We set out to create, from first principles, a refreshed set of degree programmes, with triangulation across student view, industry views, staff views and recognise (ACM, IEEE, QAA & BCS) subject benchmarks. The aim of gathering this rich picture from multiple stakeholders and sector benchmarks is to personalise a new curriculum for CST at Hull. A consultation period was opened with industry partners, alumni, current students and staff to identify competencies. These were driven by what one would expect a graduate from these programmes to be able to do, or skills they should possess. We assumed that no modules existed, and were not constrained by what we did, but what we could do.
Once ideas were collated, affinity mapping and grouping occurred in line with the University’s definition of styles of competency. Module titles were drafted to give a meaningfully space to deliver the material pertaining to a programme competency. A key feature of our proposed module grid is what we term our Backbone structure, a large module running over the full year for each academic level/stage.
The following details the rationale for the Backbone Approach:
- Space to run both individual and group projects to ensure competency attainment and application in a group setting
- Time to build evidence of competency attainment over the two trimesters with reduced pressure and more inclusive assessment methods
- Overall reduction in complexity and assessment points
- Scope to allow students to bring skills from the degree-specific modules into a joint project setting.
This approach allows us to use a spiral curriculum that develops through the stages of the programme.
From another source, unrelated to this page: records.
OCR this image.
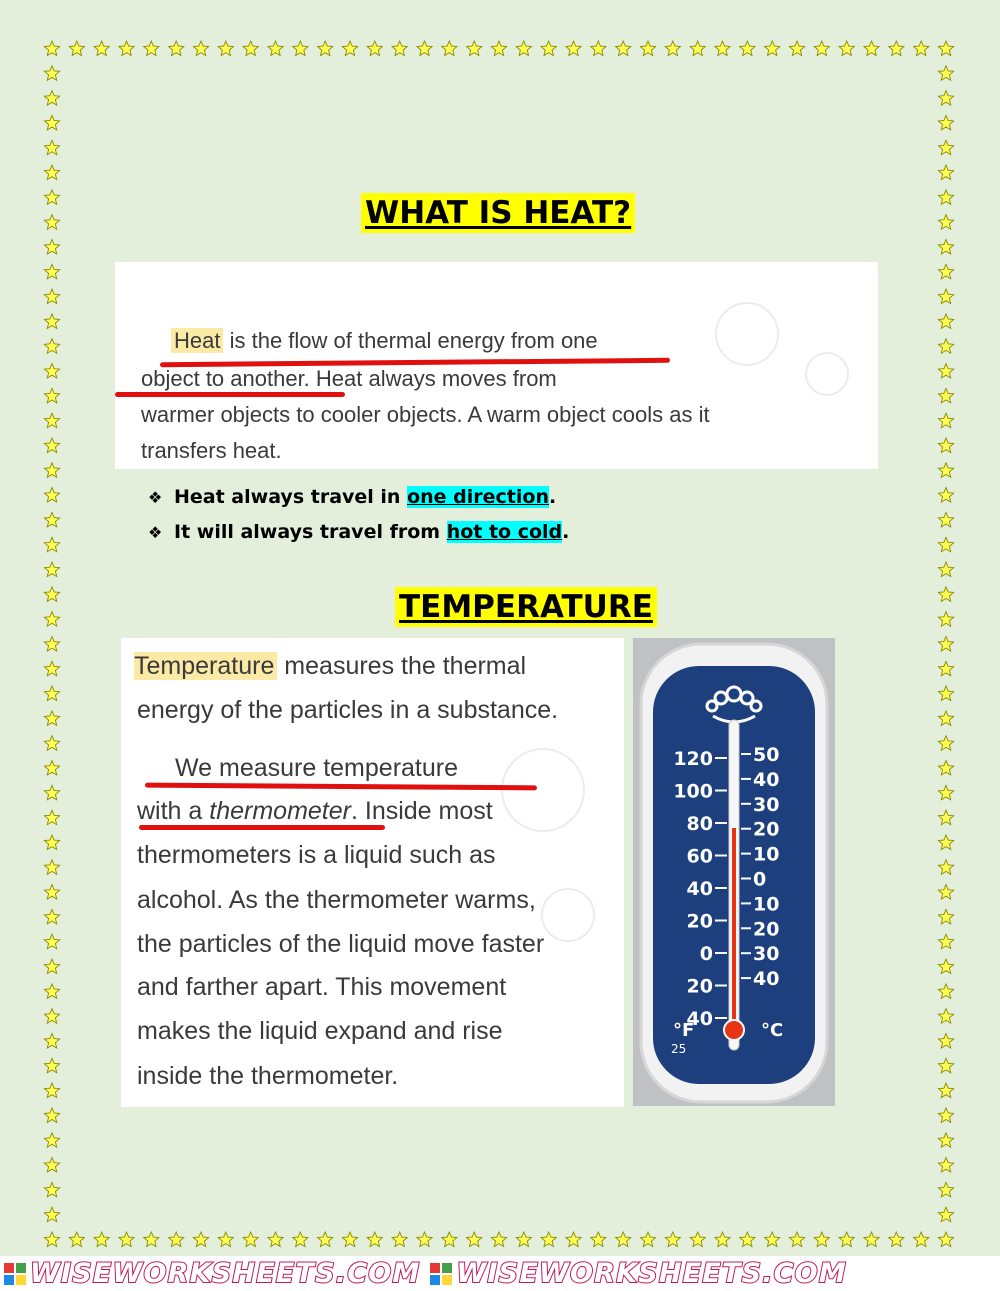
WHAT IS HEAT?
Heat is the flow of thermal energy from one
object to another. Heat always moves from
warmer objects to cooler objects. A warm object cools as it
transfers heat.
❖ Heat always travel in one direction.
❖ It will always travel from hot to cold.
TEMPERATURE
Temperature measures the thermal
energy of the particles in a substance.
We measure temperature
with a thermometer. Inside most
thermometers is a liquid such as
alcohol. As the thermometer warms,
the particles of the liquid move faster
and farther apart. This movement
makes the liquid expand and rise
inside the thermometer.
120
100
80
60
40
20
0
20
40
50
40
30
20
10
0
10
20
30
40
°F	°C
25
WISEWORKSHEETS.COM WISEWORKSHEETS.COM
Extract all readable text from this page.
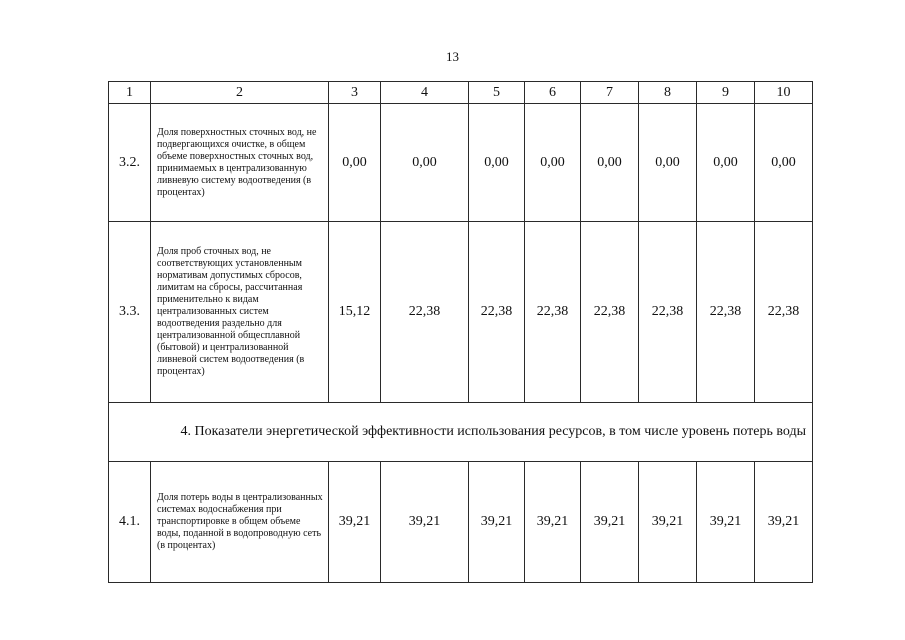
13
1	2	3	4	5	6	7	8	9	10
3.2.	Доля поверхностных сточных вод, не подвергающихся очистке, в общем объеме поверхностных сточных вод, принимаемых в централизованную ливневую систему водоотведения (в процентах)	0,00	0,00	0,00	0,00	0,00	0,00	0,00	0,00
3.3.	Доля проб сточных вод, не соответствующих установленным нормативам допустимых сбросов, лимитам на сбросы, рассчитанная применительно к видам централизованных систем водоотведения раздельно для централизованной общесплавной (бытовой) и централизованной ливневой систем водоотведения (в процентах)	15,12	22,38	22,38	22,38	22,38	22,38	22,38	22,38
4. Показатели энергетической эффективности использования ресурсов, в том числе уровень потерь воды									
4.1.	Доля потерь воды в централизованных системах водоснабжения при транспортировке в общем объеме воды, поданной в водопроводную сеть (в процентах)	39,21	39,21	39,21	39,21	39,21	39,21	39,21	39,21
This paper reports on the processes, both top-down and bottom up, that we used to design the degree programmes. It discuses areas we found challenging while creating levelled competencies that balance discipline specific content with graduate-level competencies and provides a reflection on staff engagement with substantial period of change.Keywords:
Competency Frameworks, Staff Engagement, Co-creation, Industry Ready Graduates.